Setiap kali guru meninggalkan kelas karena ada urusan sebentar, keributan langsung tak terhindarkan. Ada yang langsung berjalan-jalan keliling kelas tanpa tujuan, ada yang langsung berdiri di depan kelas entah melakukan apa, ada yang mulai mengobrol, dan ada juga menonton film drama, biasanya drama korea dan drama china. Suara makin keras, sampai sekelompok orang tidak tahan dan mulai cekcok sehingga membuat kekacauan.
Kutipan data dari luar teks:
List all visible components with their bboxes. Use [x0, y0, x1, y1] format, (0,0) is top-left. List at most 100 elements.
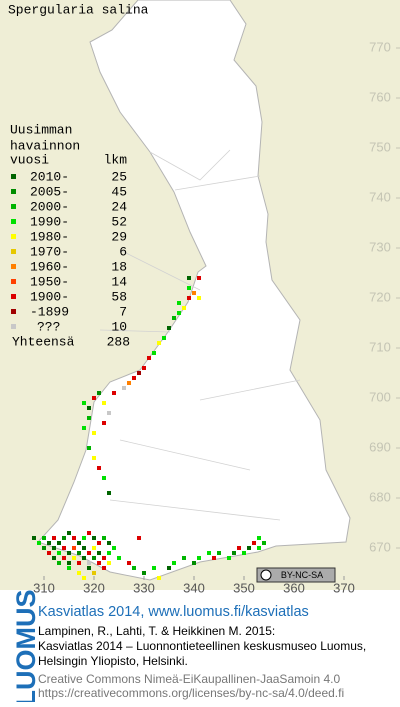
grid-square — [47, 541, 51, 545]
grid-square — [82, 556, 86, 560]
legend-count: 52 — [111, 214, 127, 229]
cc-icon — [260, 569, 272, 581]
grid-square — [77, 551, 81, 555]
license-badge — [256, 567, 336, 583]
grid-square — [92, 556, 96, 560]
legend-swatch — [11, 219, 16, 224]
legend-count: 29 — [111, 229, 127, 244]
grid-square — [62, 536, 66, 540]
grid-square — [157, 576, 161, 580]
grid-square — [107, 491, 111, 495]
legend-swatch — [11, 309, 16, 314]
grid-square — [187, 286, 191, 290]
grid-square — [182, 306, 186, 310]
grid-square — [87, 566, 91, 570]
grid-square — [97, 561, 101, 565]
grid-square — [257, 536, 261, 540]
grid-square — [122, 386, 126, 390]
legend-swatch — [11, 204, 16, 209]
grid-square — [107, 561, 111, 565]
grid-square — [52, 556, 56, 560]
y-tick-label: 770 — [369, 39, 391, 54]
grid-square — [257, 546, 261, 550]
grid-square — [52, 546, 56, 550]
grid-square — [187, 276, 191, 280]
grid-square — [252, 541, 256, 545]
grid-square — [162, 336, 166, 340]
grid-square — [232, 551, 236, 555]
x-tick-label: 310 — [33, 580, 55, 595]
legend-count: 14 — [111, 274, 127, 289]
grid-square — [92, 396, 96, 400]
footer-heading: Kasviatlas 2014, www.luomus.fi/kasviatla… — [38, 604, 309, 620]
grid-square — [102, 476, 106, 480]
grid-square — [227, 556, 231, 560]
grid-square — [87, 446, 91, 450]
grid-square — [132, 376, 136, 380]
grid-square — [112, 391, 116, 395]
legend-swatch — [11, 324, 16, 329]
grid-square — [197, 276, 201, 280]
grid-square — [67, 566, 71, 570]
grid-square — [97, 541, 101, 545]
grid-square — [127, 381, 131, 385]
grid-square — [172, 316, 176, 320]
grid-square — [102, 536, 106, 540]
grid-square — [82, 401, 86, 405]
grid-square — [172, 561, 176, 565]
grid-square — [87, 561, 91, 565]
grid-square — [82, 576, 86, 580]
grid-square — [87, 416, 91, 420]
legend-label: 1960- — [30, 259, 69, 274]
grid-square — [107, 551, 111, 555]
grid-square — [72, 556, 76, 560]
grid-square — [32, 536, 36, 540]
legend-label: 2000- — [30, 199, 69, 214]
y-tick-label: 740 — [369, 189, 391, 204]
grid-square — [67, 561, 71, 565]
y-tick-label: 680 — [369, 489, 391, 504]
legend-swatch — [11, 189, 16, 194]
grid-square — [182, 556, 186, 560]
grid-square — [62, 556, 66, 560]
grid-square — [82, 536, 86, 540]
map-title: Spergularia salina — [8, 2, 149, 17]
legend-swatch — [11, 249, 16, 254]
grid-square — [57, 561, 61, 565]
grid-square — [197, 556, 201, 560]
grid-square — [57, 541, 61, 545]
x-tick-label: 370 — [333, 580, 355, 595]
y-tick-label: 760 — [369, 89, 391, 104]
grid-square — [187, 296, 191, 300]
grid-square — [247, 546, 251, 550]
grid-square — [262, 541, 266, 545]
legend-swatch — [11, 174, 16, 179]
legend-count: 25 — [111, 169, 127, 184]
grid-square — [177, 301, 181, 305]
legend-header: Uusimman — [10, 122, 72, 137]
y-tick-label: 730 — [369, 239, 391, 254]
legend-count: 58 — [111, 289, 127, 304]
x-tick-label: 330 — [133, 580, 155, 595]
grid-square — [97, 551, 101, 555]
total-count: 288 — [107, 334, 130, 349]
grid-square — [197, 296, 201, 300]
grid-square — [92, 536, 96, 540]
brand: LUOMUS — [11, 590, 41, 703]
legend-header: havainnon — [10, 138, 80, 153]
grid-square — [77, 561, 81, 565]
grid-square — [192, 561, 196, 565]
y-tick-label: 670 — [369, 539, 391, 554]
legend-swatch — [11, 294, 16, 299]
grid-square — [137, 536, 141, 540]
legend-label: -1899 — [30, 304, 69, 319]
grid-square — [212, 556, 216, 560]
grid-square — [42, 536, 46, 540]
grid-square — [127, 561, 131, 565]
grid-square — [152, 566, 156, 570]
citation: Helsingin Yliopisto, Helsinki. — [38, 654, 188, 668]
grid-square — [237, 546, 241, 550]
legend-count: 18 — [111, 259, 127, 274]
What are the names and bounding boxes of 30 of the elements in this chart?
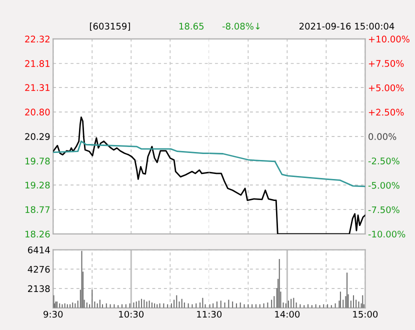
text: -7.50% [368, 206, 400, 214]
y-tick-label: 20.29 [25, 133, 50, 140]
text: +2.50% [368, 108, 404, 116]
y-tick-label: 21.31 [25, 84, 50, 92]
x-tick-label: 11:30 [197, 310, 222, 318]
text: -5.00% [368, 182, 400, 189]
y-tick-label: 19.28 [25, 182, 50, 189]
y-tick-label: 18.77 [25, 206, 50, 214]
y-tick-label: 22.32 [25, 36, 50, 42]
text: 0.00% [368, 133, 396, 140]
text: [603159] [90, 22, 130, 31]
y-tick-label: 18.26 [25, 230, 50, 238]
y-tick-label: 21.81 [25, 60, 50, 67]
text: 18.65 [179, 22, 204, 30]
text: -2.50% [368, 158, 400, 164]
y-tick-label: 19.78 [25, 158, 50, 165]
x-tick-label: 10:30 [119, 310, 144, 318]
y-tick-label: 4276 [28, 266, 50, 273]
y-tick-label: 20.80 [25, 108, 50, 116]
x-tick-label: 15:00 [353, 310, 378, 318]
x-tick-label: 9:30 [44, 310, 63, 318]
x-tick-label: 14:00 [275, 310, 300, 318]
y-tick-label: 6414 [28, 246, 50, 254]
text: 2021-09-16 15:00:04 [299, 22, 394, 30]
y-tick-label: 2138 [28, 285, 50, 292]
text: +7.50% [368, 60, 404, 67]
text: +10.00% [368, 36, 410, 42]
text: +5.00% [368, 84, 404, 92]
text: -10.00% [368, 230, 406, 238]
text: -8.08%↓ [222, 22, 260, 30]
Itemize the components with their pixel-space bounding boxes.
Di tambah lagi dengan ketua kelas yang bukannya menenangkan, ia malah ikut cekcok bersama, dan akhirnya guru kembali ke kelas untuk mengembalikan ketenangan dan menjadi penengah.
Kondisi kelas yang berisik ini sebenarnya jadi momok tersendiri bagi guru dan murid yang ingin belajar fokus. Walau terkadang membuat frustasi, kebisingan ini juga menandakan kehidupan yang dinamis di dalam kelas.